You can obtain the preparation instructions for the salmon from the blog post of 28 November 2009. You can obtain the recipe for the jerk pork from the blog post of 8 November 2009. The recipe for the macaroni and cheese follows at the end, in case you feel the need for obesity.

We did sacrifice a goodly number of beers. I think we successfully made two converts to craft brewing, as the Savins had never experienced the old oak sourness of a Grand Cru Rodenbach, the brettanomyces sourness of a traditional Belgian primatif, or the brandy barrel complexity of some of the newer American craft brewers.

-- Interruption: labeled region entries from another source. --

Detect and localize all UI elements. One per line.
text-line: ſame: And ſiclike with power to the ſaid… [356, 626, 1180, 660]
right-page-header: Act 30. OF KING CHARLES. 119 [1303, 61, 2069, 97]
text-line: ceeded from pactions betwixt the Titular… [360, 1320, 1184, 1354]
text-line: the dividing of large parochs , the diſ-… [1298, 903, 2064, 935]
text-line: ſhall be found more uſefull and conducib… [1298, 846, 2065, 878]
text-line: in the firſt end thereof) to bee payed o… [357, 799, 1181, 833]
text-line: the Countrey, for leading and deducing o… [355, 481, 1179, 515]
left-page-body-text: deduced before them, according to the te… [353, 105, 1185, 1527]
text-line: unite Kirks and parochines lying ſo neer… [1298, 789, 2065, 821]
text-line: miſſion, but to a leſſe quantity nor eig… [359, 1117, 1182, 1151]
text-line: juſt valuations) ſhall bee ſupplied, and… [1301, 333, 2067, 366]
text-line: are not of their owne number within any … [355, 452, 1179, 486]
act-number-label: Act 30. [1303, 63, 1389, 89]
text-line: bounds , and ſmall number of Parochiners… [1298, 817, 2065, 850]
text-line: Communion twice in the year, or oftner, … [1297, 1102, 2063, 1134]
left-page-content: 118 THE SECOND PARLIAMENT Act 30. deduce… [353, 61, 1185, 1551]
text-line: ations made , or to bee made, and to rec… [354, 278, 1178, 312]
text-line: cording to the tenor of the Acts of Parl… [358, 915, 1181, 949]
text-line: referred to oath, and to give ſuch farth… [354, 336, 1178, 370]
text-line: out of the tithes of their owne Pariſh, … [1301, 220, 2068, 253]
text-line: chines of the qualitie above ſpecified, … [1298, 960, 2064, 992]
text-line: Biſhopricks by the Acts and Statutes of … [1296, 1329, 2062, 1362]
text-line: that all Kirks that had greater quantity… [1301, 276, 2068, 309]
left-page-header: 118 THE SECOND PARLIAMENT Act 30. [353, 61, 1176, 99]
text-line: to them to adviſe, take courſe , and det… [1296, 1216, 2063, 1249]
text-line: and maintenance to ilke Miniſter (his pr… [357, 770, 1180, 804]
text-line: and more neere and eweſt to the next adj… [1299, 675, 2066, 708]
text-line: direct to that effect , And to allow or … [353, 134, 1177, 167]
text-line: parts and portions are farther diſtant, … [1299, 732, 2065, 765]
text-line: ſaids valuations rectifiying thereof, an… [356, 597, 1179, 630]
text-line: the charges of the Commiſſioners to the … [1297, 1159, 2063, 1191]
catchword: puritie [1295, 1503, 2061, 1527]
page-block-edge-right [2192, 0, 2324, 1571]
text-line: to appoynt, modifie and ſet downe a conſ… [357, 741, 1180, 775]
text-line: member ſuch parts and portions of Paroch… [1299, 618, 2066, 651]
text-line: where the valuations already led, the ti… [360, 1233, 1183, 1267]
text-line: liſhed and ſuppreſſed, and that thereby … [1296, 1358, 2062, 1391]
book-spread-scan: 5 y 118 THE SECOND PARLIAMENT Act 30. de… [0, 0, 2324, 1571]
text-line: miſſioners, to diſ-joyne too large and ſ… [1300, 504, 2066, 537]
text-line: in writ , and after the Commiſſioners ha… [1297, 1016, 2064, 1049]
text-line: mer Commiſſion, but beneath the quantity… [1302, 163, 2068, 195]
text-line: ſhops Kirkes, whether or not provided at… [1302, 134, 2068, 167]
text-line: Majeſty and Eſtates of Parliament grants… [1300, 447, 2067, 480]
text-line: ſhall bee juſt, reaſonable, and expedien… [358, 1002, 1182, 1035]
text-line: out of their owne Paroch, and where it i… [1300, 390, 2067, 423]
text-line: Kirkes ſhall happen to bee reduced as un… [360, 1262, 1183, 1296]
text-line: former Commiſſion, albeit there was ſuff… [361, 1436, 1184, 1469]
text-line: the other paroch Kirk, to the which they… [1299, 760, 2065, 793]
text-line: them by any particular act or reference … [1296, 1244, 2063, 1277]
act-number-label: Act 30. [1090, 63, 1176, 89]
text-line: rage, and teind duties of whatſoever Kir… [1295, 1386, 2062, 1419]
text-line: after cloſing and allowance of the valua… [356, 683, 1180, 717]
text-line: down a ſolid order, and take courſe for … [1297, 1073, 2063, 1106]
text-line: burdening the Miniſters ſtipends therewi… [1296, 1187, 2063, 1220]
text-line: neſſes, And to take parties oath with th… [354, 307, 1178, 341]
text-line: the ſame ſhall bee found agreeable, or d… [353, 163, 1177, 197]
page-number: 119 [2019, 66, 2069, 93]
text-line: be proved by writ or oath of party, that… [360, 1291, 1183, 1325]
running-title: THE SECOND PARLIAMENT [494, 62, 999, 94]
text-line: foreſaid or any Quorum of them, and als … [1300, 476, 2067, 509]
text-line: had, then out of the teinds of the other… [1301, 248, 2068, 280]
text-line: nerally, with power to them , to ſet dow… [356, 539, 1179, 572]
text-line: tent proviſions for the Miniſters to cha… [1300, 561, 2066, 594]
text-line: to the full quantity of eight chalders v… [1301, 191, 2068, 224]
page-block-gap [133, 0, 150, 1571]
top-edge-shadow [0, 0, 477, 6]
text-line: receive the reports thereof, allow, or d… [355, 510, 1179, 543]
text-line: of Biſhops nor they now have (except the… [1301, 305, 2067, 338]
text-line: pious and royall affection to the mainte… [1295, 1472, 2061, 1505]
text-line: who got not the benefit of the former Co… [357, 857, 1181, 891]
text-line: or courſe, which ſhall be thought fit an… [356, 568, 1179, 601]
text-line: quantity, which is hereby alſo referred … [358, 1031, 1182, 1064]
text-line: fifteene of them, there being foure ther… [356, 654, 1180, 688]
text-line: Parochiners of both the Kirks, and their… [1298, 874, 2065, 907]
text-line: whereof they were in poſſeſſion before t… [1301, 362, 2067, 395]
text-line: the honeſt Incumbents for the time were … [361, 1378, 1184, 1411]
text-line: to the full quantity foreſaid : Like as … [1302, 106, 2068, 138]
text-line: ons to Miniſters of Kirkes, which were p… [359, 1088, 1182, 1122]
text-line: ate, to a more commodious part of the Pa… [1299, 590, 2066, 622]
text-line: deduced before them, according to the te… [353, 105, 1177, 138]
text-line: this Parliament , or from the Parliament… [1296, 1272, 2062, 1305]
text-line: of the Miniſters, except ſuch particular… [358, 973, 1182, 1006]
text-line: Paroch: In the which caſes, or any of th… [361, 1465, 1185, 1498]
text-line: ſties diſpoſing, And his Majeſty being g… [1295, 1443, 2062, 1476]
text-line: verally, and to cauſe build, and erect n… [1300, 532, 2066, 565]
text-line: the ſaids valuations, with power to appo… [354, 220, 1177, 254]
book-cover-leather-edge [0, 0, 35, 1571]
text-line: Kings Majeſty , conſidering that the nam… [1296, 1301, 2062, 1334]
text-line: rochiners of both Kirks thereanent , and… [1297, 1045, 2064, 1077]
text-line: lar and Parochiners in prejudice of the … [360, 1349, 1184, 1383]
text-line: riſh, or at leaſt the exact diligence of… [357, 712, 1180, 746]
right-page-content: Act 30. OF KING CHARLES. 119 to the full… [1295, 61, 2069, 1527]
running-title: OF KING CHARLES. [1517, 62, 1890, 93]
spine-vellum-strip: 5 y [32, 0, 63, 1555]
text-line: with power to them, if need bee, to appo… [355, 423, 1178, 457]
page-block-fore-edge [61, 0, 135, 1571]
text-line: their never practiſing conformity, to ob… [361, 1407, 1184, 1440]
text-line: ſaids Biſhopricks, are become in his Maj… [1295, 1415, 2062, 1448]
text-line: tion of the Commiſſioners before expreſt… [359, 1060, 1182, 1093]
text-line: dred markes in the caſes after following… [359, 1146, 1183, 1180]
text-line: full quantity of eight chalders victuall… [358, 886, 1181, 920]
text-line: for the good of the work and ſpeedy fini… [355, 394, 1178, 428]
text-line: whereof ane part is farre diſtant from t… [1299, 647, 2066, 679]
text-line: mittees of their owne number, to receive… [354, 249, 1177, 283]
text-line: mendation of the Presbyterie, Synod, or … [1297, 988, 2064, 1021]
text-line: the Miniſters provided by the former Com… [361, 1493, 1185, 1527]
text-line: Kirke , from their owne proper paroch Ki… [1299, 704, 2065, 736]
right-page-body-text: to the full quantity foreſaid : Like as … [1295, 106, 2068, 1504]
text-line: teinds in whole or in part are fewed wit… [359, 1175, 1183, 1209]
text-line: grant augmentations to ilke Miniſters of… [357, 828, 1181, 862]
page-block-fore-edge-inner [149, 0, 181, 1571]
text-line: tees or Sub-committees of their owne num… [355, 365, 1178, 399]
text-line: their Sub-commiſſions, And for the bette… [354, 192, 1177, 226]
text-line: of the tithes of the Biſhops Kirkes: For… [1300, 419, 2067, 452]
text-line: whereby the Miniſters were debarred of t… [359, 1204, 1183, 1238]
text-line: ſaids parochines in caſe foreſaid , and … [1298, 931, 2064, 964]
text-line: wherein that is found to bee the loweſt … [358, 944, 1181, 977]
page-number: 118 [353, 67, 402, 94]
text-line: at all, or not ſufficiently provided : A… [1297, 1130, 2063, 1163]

The ingredient list for Delilah’s mac and cheese follows. Preparation instructions can be found online at RecipeZaar. We divided everything in half, although dividing by four would have been better when serving this as a side dish for eight people. Jean had the good sense to omit the Velveeta. And she increased the salt and added dry mustard powder.

Delilah  Winder's  Macaroni  and  Cheese  2 lbs elbow macaroni 1 1/2 quarts half-and-half 3 cups yellow sharp cheddar cheese 2 cups extra-sharp white cheddar cheese 1 1/2 cups mozzarella cheese 1 cup Asiago cheese 1 cup Monterey jack cheese

1 cup Muenster cheese 1 cup Velveeta cheese (we omitted!) 1/2 lb butter 1 dozen eggs 1 pinch salt 1 tablespoon black pepper 2 tsp ground dry mustard

Enjoy!

And yes, the chocolates from the Savins were lovely, even if they are a bit sweet for American pallets.

And there were reasons for the long gaps between barbecue blog postings. Each of several snow storms constitutes a reason.

When it stops raining I will clean the inside of the grill. I really will. Fat fires? Nice touch, dad!